I have faced dire circumstances myself.  And it surprises me that I find  courage and bravery more accessible on my own behalf. It’s harder to access, reach and hold on behalf of my brother.    So much, pretty much, 97% of “what I can do” has already been done.  Now 100% of my job is to love him, call him and be available to the professional  team that is in place to care for him.

This is the way of process.  Ease and confidence and certainty visit on a pendulum swing.  And when the pendulum swings it swings to discomfort, being scare and uncertainty.

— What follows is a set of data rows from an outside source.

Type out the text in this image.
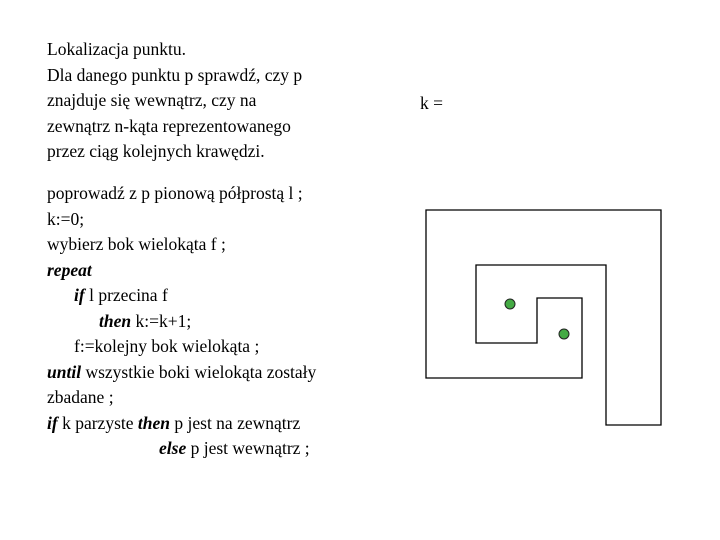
Lokalizacja punktu.
Dla danego punktu p sprawdź, czy p
znajduje się wewnątrz, czy na
zewnątrz n-kąta reprezentowanego
przez ciąg kolejnych krawędzi.
poprowadź z p pionową półprostą l ;
k:=0;
wybierz bok wielokąta f ;
repeat
if l przecina f
then k:=k+1;
f:=kolejny bok wielokąta ;
until wszystkie boki wielokąta zostały
zbadane ;
if k parzyste then p jest na zewnątrz
else p jest wewnątrz ;
k =
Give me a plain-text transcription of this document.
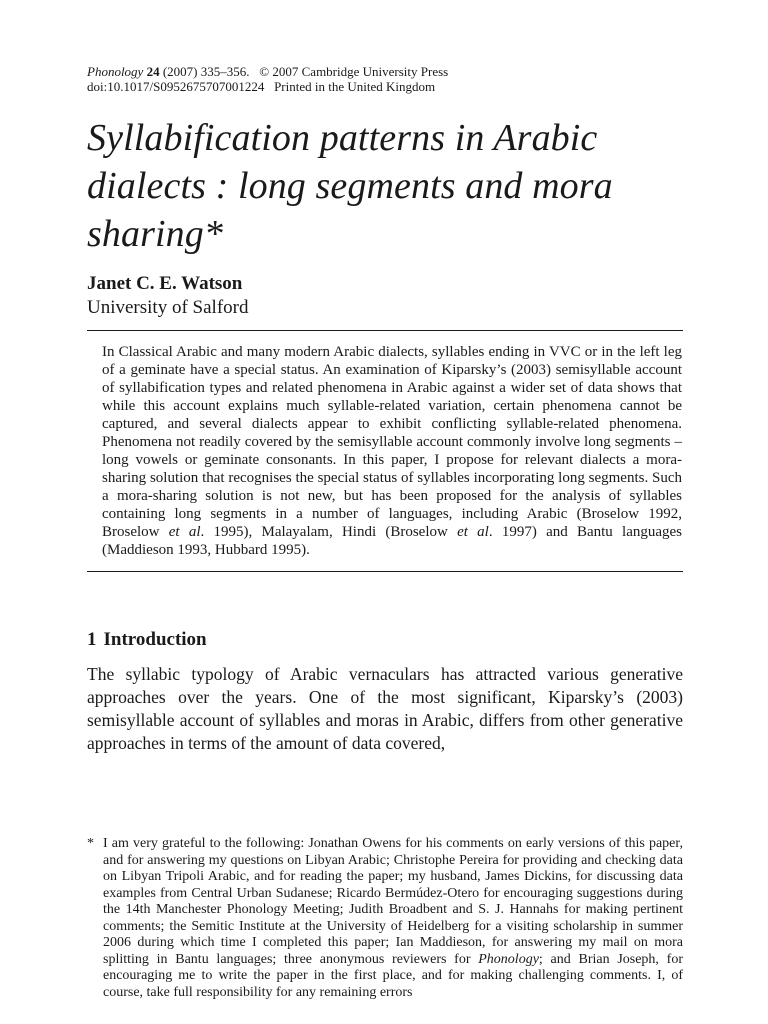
Phonology 24 (2007) 335–356. © 2007 Cambridge University Press
doi:10.1017/S0952675707001224 Printed in the United Kingdom

Syllabification patterns in Arabic dialects : long segments and mora sharing*

Janet C. E. Watson

University of Salford

In Classical Arabic and many modern Arabic dialects, syllables ending in VVC or in the left leg of a geminate have a special status. An examination of Kiparsky’s (2003) semisyllable account of syllabification types and related phenomena in Arabic against a wider set of data shows that while this account explains much syllable-related variation, certain phenomena cannot be captured, and several dialects appear to exhibit conflicting syllable-related phenomena. Phenomena not readily covered by the semisyllable account commonly involve long segments – long vowels or geminate consonants. In this paper, I propose for relevant dialects a mora-sharing solution that recognises the special status of syllables incorporating long segments. Such a mora-sharing solution is not new, but has been proposed for the analysis of syllables containing long segments in a number of languages, including Arabic (Broselow 1992, Broselow et al. 1995), Malayalam, Hindi (Broselow et al. 1997) and Bantu languages (Maddieson 1993, Hubbard 1995).

1 Introduction

The syllabic typology of Arabic vernaculars has attracted various generative approaches over the years. One of the most significant, Kiparsky’s (2003) semisyllable account of syllables and moras in Arabic, differs from other generative approaches in terms of the amount of data covered,

* I am very grateful to the following: Jonathan Owens for his comments on early versions of this paper, and for answering my questions on Libyan Arabic; Christophe Pereira for providing and checking data on Libyan Tripoli Arabic, and for reading the paper; my husband, James Dickins, for discussing data examples from Central Urban Sudanese; Ricardo Bermúdez-Otero for encouraging suggestions during the 14th Manchester Phonology Meeting; Judith Broadbent and S. J. Hannahs for making pertinent comments; the Semitic Institute at the University of Heidelberg for a visiting scholarship in summer 2006 during which time I completed this paper; Ian Maddieson, for answering my mail on mora splitting in Bantu languages; three anonymous reviewers for Phonology; and Brian Joseph, for encouraging me to write the paper in the first place, and for making challenging comments. I, of course, take full responsibility for any remaining errors
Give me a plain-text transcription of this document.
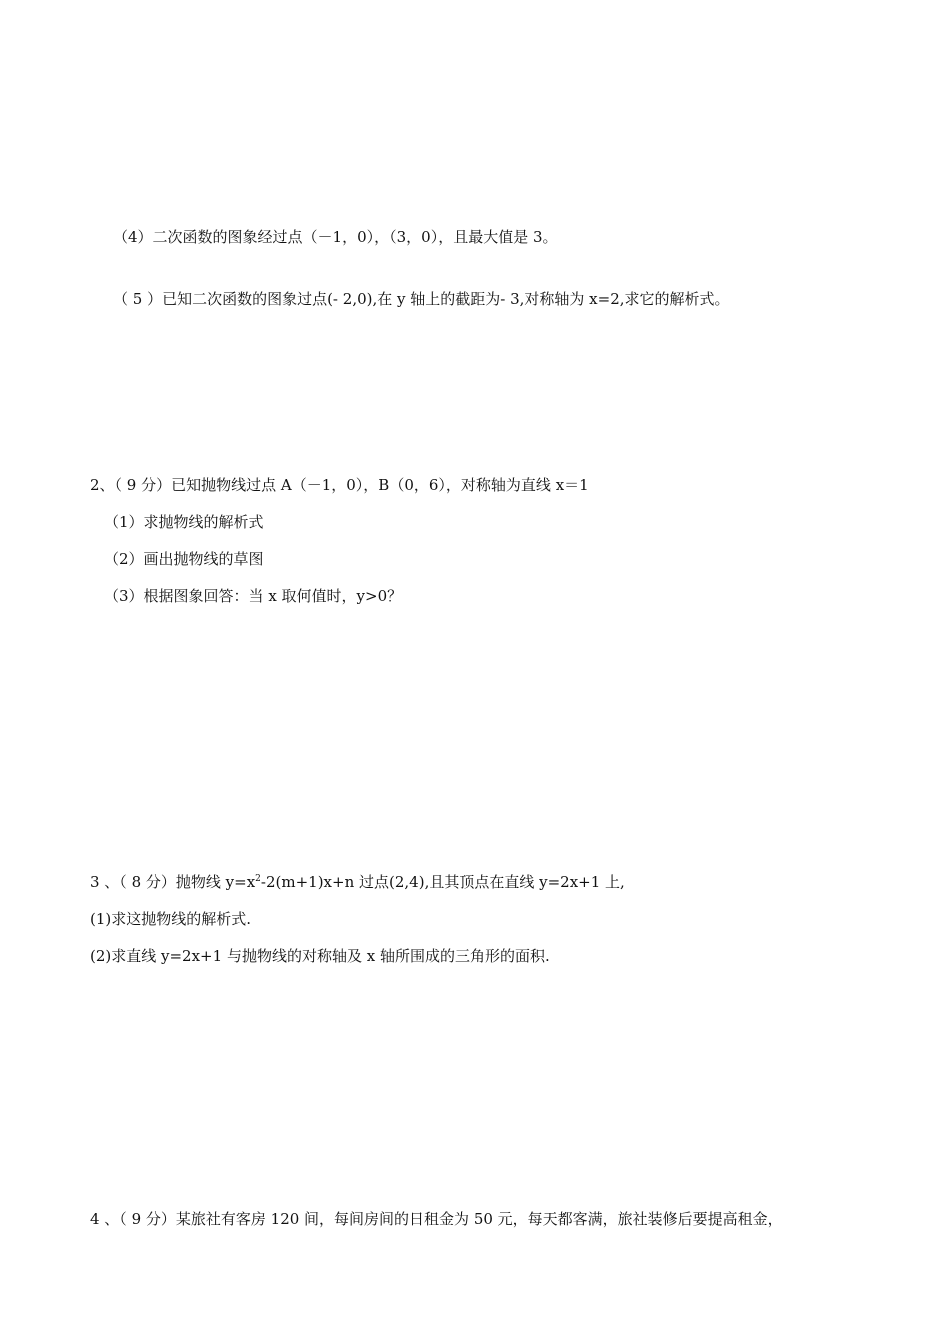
（4）二次函数的图象经过点（－1，0），（3，0），且最大值是 3。
（ 5 ）已知二次函数的图象过点(- 2,0),在 y 轴上的截距为- 3,对称轴为 x=2,求它的解析式。
2、（ 9 分）已知抛物线过点 A（－1，0），B（0，6），对称轴为直线 x＝1
（1）求抛物线的解析式
（2）画出抛物线的草图
（3）根据图象回答：当 x 取何值时，y>0？
3 、（ 8 分）抛物线 $y=x^2-2(m+1)x+n$ 过点(2,4),且其顶点在直线 y=2x+1 上,
(1)求这抛物线的解析式.
(2)求直线 y=2x+1 与抛物线的对称轴及 x 轴所围成的三角形的面积.
4 、（ 9 分）某旅社有客房 120 间，每间房间的日租金为 50 元，每天都客满，旅社装修后要提高租金，
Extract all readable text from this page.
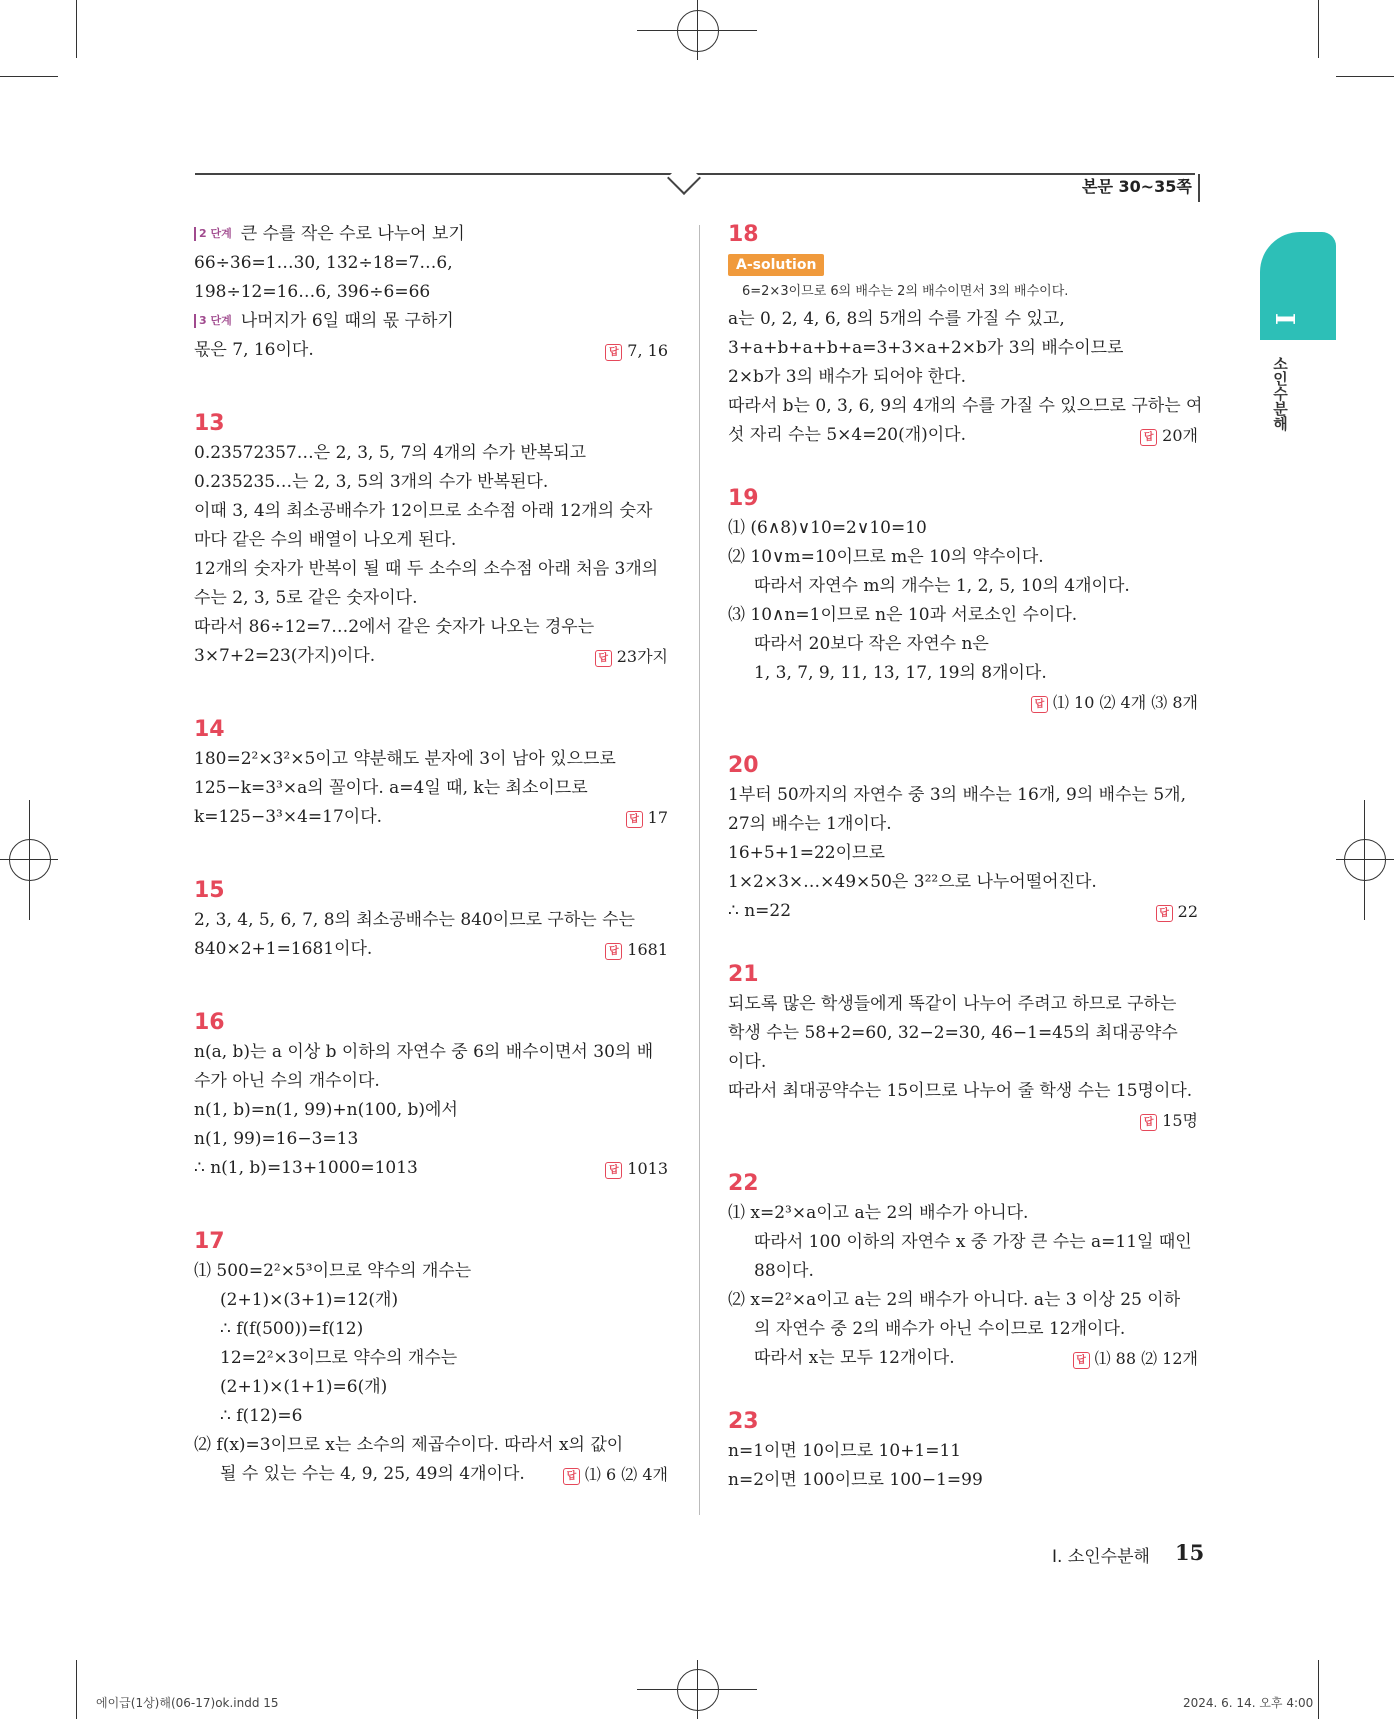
본문 30∼35쪽
I
소인수분해
2 단계 큰 수를 작은 수로 나누어 보기
66÷36=1…30, 132÷18=7…6,
198÷12=16…6, 396÷6=66
3 단계 나머지가 6일 때의 몫 구하기
몫은 7, 16이다.	답 7, 16
13
0.23572357…은 2, 3, 5, 7의 4개의 수가 반복되고
0.235235…는 2, 3, 5의 3개의 수가 반복된다.
이때 3, 4의 최소공배수가 12이므로 소수점 아래 12개의 숫자
마다 같은 수의 배열이 나오게 된다.
12개의 숫자가 반복이 될 때 두 소수의 소수점 아래 처음 3개의
수는 2, 3, 5로 같은 숫자이다.
따라서 86÷12=7…2에서 같은 숫자가 나오는 경우는
3×7+2=23(가지)이다.	답 23가지
14
180=2²×3²×5이고 약분해도 분자에 3이 남아 있으므로
125−k=3³×a의 꼴이다. a=4일 때, k는 최소이므로
k=125−3³×4=17이다.	답 17
15
2, 3, 4, 5, 6, 7, 8의 최소공배수는 840이므로 구하는 수는
840×2+1=1681이다.	답 1681
16
n(a, b)는 a 이상 b 이하의 자연수 중 6의 배수이면서 30의 배
수가 아닌 수의 개수이다.
n(1, b)=n(1, 99)+n(100, b)에서
n(1, 99)=16−3=13
∴ n(1, b)=13+1000=1013	답 1013
17
⑴ 500=2²×5³이므로 약수의 개수는
(2+1)×(3+1)=12(개)
∴ f(f(500))=f(12)
12=2²×3이므로 약수의 개수는
(2+1)×(1+1)=6(개)
∴ f(12)=6
⑵ f(x)=3이므로 x는 소수의 제곱수이다. 따라서 x의 값이
될 수 있는 수는 4, 9, 25, 49의 4개이다.	답 ⑴ 6 ⑵ 4개
18
A-solution
6=2×3이므로 6의 배수는 2의 배수이면서 3의 배수이다.
a는 0, 2, 4, 6, 8의 5개의 수를 가질 수 있고,
3+a+b+a+b+a=3+3×a+2×b가 3의 배수이므로
2×b가 3의 배수가 되어야 한다.
따라서 b는 0, 3, 6, 9의 4개의 수를 가질 수 있으므로 구하는 여
섯 자리 수는 5×4=20(개)이다.	답 20개
19
⑴ (6∧8)∨10=2∨10=10
⑵ 10∨m=10이므로 m은 10의 약수이다.
따라서 자연수 m의 개수는 1, 2, 5, 10의 4개이다.
⑶ 10∧n=1이므로 n은 10과 서로소인 수이다.
따라서 20보다 작은 자연수 n은
1, 3, 7, 9, 11, 13, 17, 19의 8개이다.

답 ⑴ 10 ⑵ 4개 ⑶ 8개
20
1부터 50까지의 자연수 중 3의 배수는 16개, 9의 배수는 5개,
27의 배수는 1개이다.
16+5+1=22이므로
1×2×3×…×49×50은 3²²으로 나누어떨어진다.
∴ n=22	답 22
21
되도록 많은 학생들에게 똑같이 나누어 주려고 하므로 구하는
학생 수는 58+2=60, 32−2=30, 46−1=45의 최대공약수
이다.
따라서 최대공약수는 15이므로 나누어 줄 학생 수는 15명이다.

답 15명
22
⑴ x=2³×a이고 a는 2의 배수가 아니다.
따라서 100 이하의 자연수 x 중 가장 큰 수는 a=11일 때인
88이다.
⑵ x=2²×a이고 a는 2의 배수가 아니다. a는 3 이상 25 이하
의 자연수 중 2의 배수가 아닌 수이므로 12개이다.
따라서 x는 모두 12개이다.	답 ⑴ 88 ⑵ 12개
23
n=1이면 10이므로 10+1=11
n=2이면 100이므로 100−1=99
I. 소인수분해 15
에이급(1상)해(06-17)ok.indd 15	2024. 6. 14. 오후 4:00
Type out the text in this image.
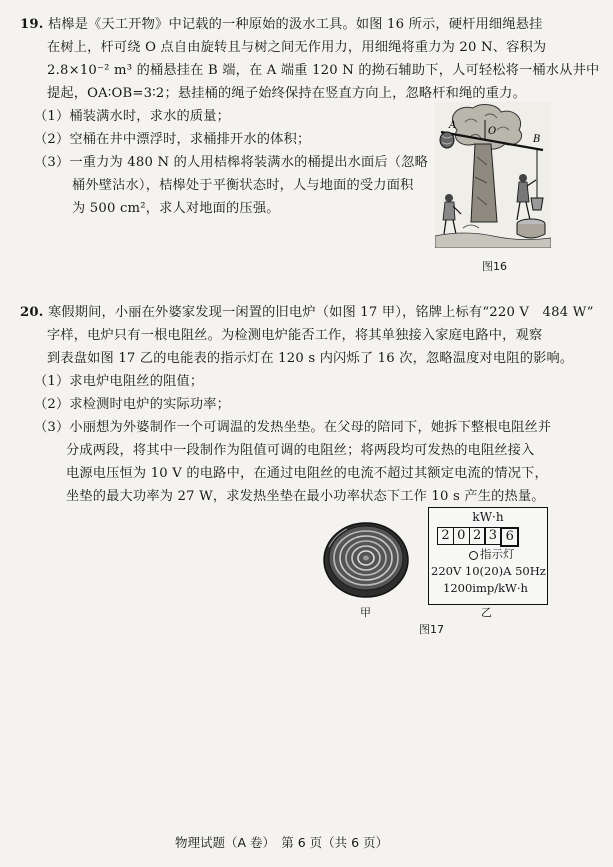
19. 桔槔是《天工开物》中记载的一种原始的汲水工具。如图 16 所示，硬杆用细绳悬挂
在树上，杆可绕 O 点自由旋转且与树之间无作用力，用细绳将重力为 20 N、容积为
2.8×10⁻² m³ 的桶悬挂在 B 端，在 A 端重 120 N 的拗石辅助下，人可轻松将一桶水从井中
提起，OA∶OB=3∶2；悬挂桶的绳子始终保持在竖直方向上，忽略杆和绳的重力。
（1）桶装满水时，求水的质量；
（2）空桶在井中漂浮时，求桶排开水的体积；
（3）一重力为 480 N 的人用桔槔将装满水的桶提出水面后（忽略
桶外壁沾水），桔槔处于平衡状态时，人与地面的受力面积
为 500 cm²，求人对地面的压强。
A
O
B
图16
20. 寒假期间，小丽在外婆家发现一闲置的旧电炉（如图 17 甲），铭牌上标有“220 V　484 W”
字样，电炉只有一根电阻丝。为检测电炉能否工作，将其单独接入家庭电路中，观察
到表盘如图 17 乙的电能表的指示灯在 120 s 内闪烁了 16 次，忽略温度对电阻的影响。
（1）求电炉电阻丝的阻值；
（2）求检测时电炉的实际功率；
（3）小丽想为外婆制作一个可调温的发热坐垫。在父母的陪同下，她拆下整根电阻丝并
分成两段，将其中一段制作为阻值可调的电阻丝；将两段均可发热的电阻丝接入
电源电压恒为 10 V 的电路中，在通过电阻丝的电流不超过其额定电流的情况下，
坐垫的最大功率为 27 W，求发热坐垫在最小功率状态下工作 10 s 产生的热量。
甲
kW·h
2 0 2 3 6
指示灯
220V 10(20)A 50Hz
1200imp/kW·h
乙
图17
物理试题（A 卷）　第 6 页（共 6 页）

My brother faces his own mortality with a television-style clock ticking in the upper corner of his daily view.  And I face my profound awe at circumstances that are completely out of my control.  I get to connect to that which I do govern: the clarity, the love, the support, the sharing of the journey.  Doing what I can.  Where I can.  And yesterday I did that in four rotations  of a giant Ferris Wheel to remind me that even the things that scare me have a landing point.  There is a red button.  There is a platform.  And there is often a travel companion who will laugh and tell stories when they see the beads of sweat starting to form on your  upper lip.

So my brother’s friend helped him dressed.  As he answered my call he told he’d already fallen once today, but he was okay.  And he was getting ready to get a ride to his 12-step program.  Which dependly reminds him that he lives as all of us live, one moment, one day at a time. So as I consider the real estate that grief is taking up in my daily life… it comes down to love, friends and a ferris wheel. One day at a time.